You are viewing a plain text version of this content. The canonical link for it is here.
Posted to user@spark.apache.org by Yan Fang <ya...@gmail.com> on 2014/09/09 01:37:36 UTC

[Spark Streaming] java.lang.OutOfMemoryError: GC overhead limit exceeded

Hi guys,

My Spark Streaming application have this "java.lang.OutOfMemoryError: GC
overhead limit exceeded" error in SparkStreaming driver program. I have
done the following to debug with it:

1. improved the driver memory from 1GB to 2GB, this error came after 22
hrs. When the memory was 1GB, it came after 10 hrs. So I think it is the
memory leak problem.

2. after starting the application a few hours, I killed all workers. The
driver program kept running and also filling up the memory. I was thinking
it was because too many batches in the queue, obviously it is not.
Otherwise, after killing workers (of course, the receiver), the memory
usage should have gone down.

3. run the heap dump and Leak Suspect of Memory Analysis in Eclipse, found
that

*"One instance of "org.apache.spark.storage.BlockManager" loaded by
"sun.misc.Launcher$AppClassLoader @ 0x6c002fb90" occupies 1,477,177,296
(72.70%) bytes.
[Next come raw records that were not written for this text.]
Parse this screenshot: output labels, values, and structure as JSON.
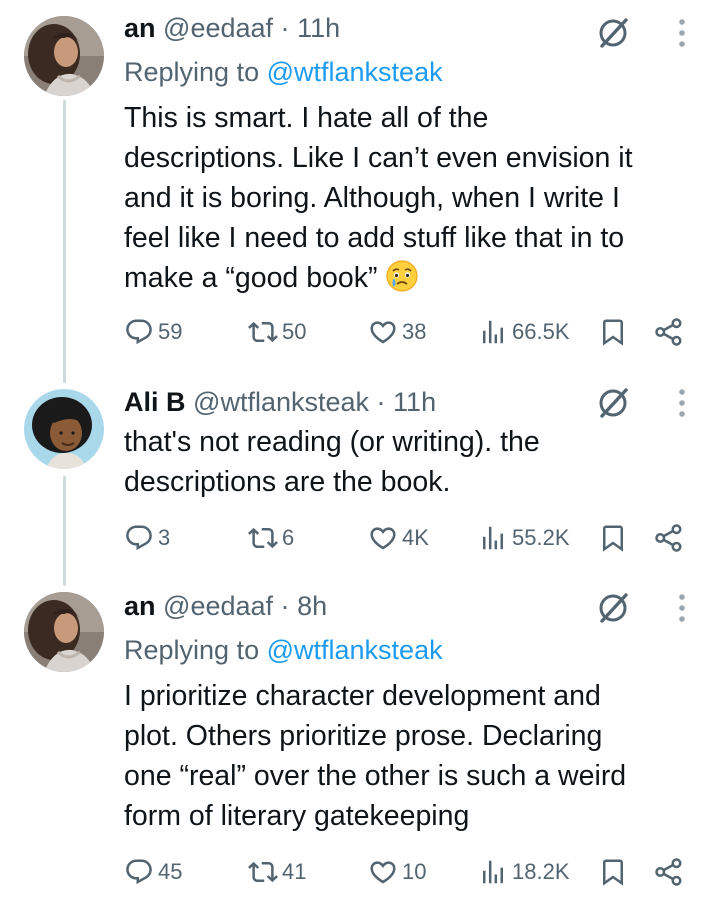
{
  "tweets": [
    {
      "name": "an",
      "handle": "@eedaaf",
      "separator": "·",
      "time": "11h",
      "replying_prefix": "Replying to",
      "replying_handle": "@wtflanksteak",
      "lines": [
        "This is smart. I hate all of the",
        "descriptions. Like I can’t even envision it",
        "and it is boring. Although, when I write I",
        "feel like I need to add stuff like that in to",
        "make a “good book”"
      ],
      "emoji": "face-holding-back-tears",
      "replies": "59",
      "reposts": "50",
      "likes": "38",
      "views": "66.5K"
    },
    {
      "name": "Ali B",
      "handle": "@wtflanksteak",
      "separator": "·",
      "time": "11h",
      "lines": [
        "that's not reading (or writing). the",
        "descriptions are the book."
      ],
      "replies": "3",
      "reposts": "6",
      "likes": "4K",
      "views": "55.2K"
    },
    {
      "name": "an",
      "handle": "@eedaaf",
      "separator": "·",
      "time": "8h",
      "replying_prefix": "Replying to",
      "replying_handle": "@wtflanksteak",
      "lines": [
        "I prioritize character development and",
        "plot. Others prioritize prose. Declaring",
        "one “real” over the other is such a weird",
        "form of literary gatekeeping"
      ],
      "replies": "45",
      "reposts": "41",
      "likes": "10",
      "views": "18.2K"
    }
  ],
  "colors": {
    "text": "#0f1419",
    "secondary": "#536471",
    "link": "#1d9bf0",
    "thread_line": "#cfd9de"
  },
  "icons": [
    "reply-icon",
    "repost-icon",
    "like-icon",
    "views-icon",
    "bookmark-icon",
    "share-icon",
    "grok-icon",
    "more-icon"
  ]
}
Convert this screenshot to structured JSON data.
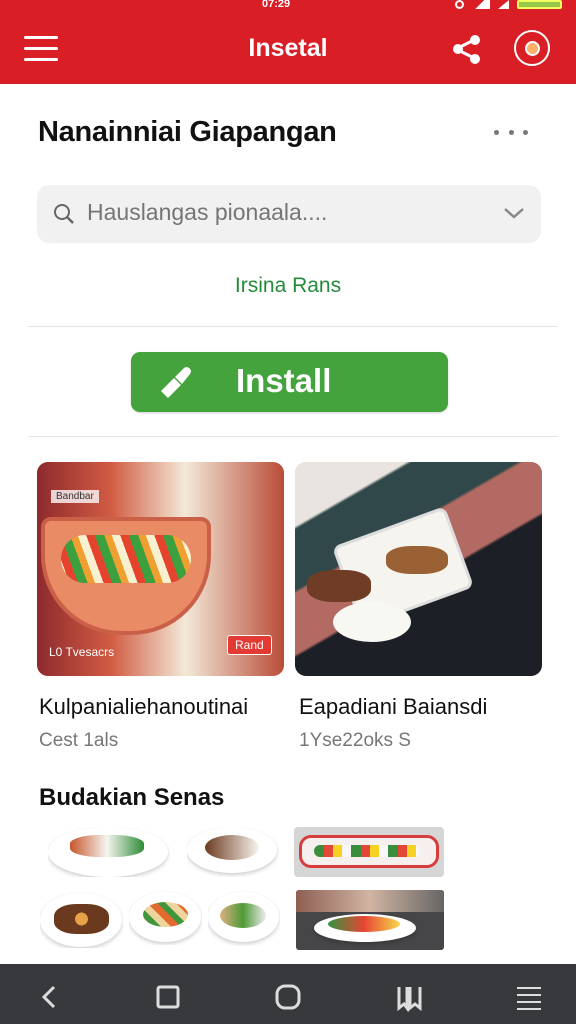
{
  "status_bar": {
    "time": "07:29"
  },
  "header": {
    "title": "Insetal",
    "share_icon": "share-icon",
    "profile_icon": "profile-icon"
  },
  "main": {
    "heading": "Nanainniai Giapangan",
    "search": {
      "placeholder": "Hauslangas pionaala...."
    },
    "link": "Irsina Rans",
    "install_label": "Install",
    "cards": [
      {
        "image_badge": "Bandbar",
        "bottom_left_label": "L0 Tvesacrs",
        "tag": "Rand",
        "label": "Kulpanialiehanoutinai",
        "meta": "Cest 1als"
      },
      {
        "label": "Eapadiani Baiansdi",
        "meta": "1Yse22oks S"
      }
    ],
    "section_title": "Budakian Senas"
  },
  "bottom_nav": {
    "items": [
      "back-icon",
      "recent-apps-icon",
      "home-icon",
      "bookmarks-icon",
      "menu-icon"
    ]
  },
  "colors": {
    "primary": "#d91e26",
    "accent_green": "#44a33d",
    "dark_nav": "#37393d"
  }
}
The memory is accumulated in one instance of
"java.util.LinkedHashMap" loaded by "<system class loader>".*

*Keywords*
*sun.misc.Launcher$AppClassLoader @ 0x6c002fb90**java.util.LinkedHashMap*
*org.apache.spark.storage.BlockManager "*



What my application mainly does is :

1. calculate the sum/count in a batch
2. get the average in the batch
3. store the result in DB

4. calculate the sum/count in a window
5. get the average/min/max in the window
6. store the result in DB

7. compare the current batch value with previous batch value using
updateStateByKey.


Any hint what causes this leakage? Thank you.

Cheers,

Fang, Yan
yanfang724@gmail.com
+1 (206) 849-4108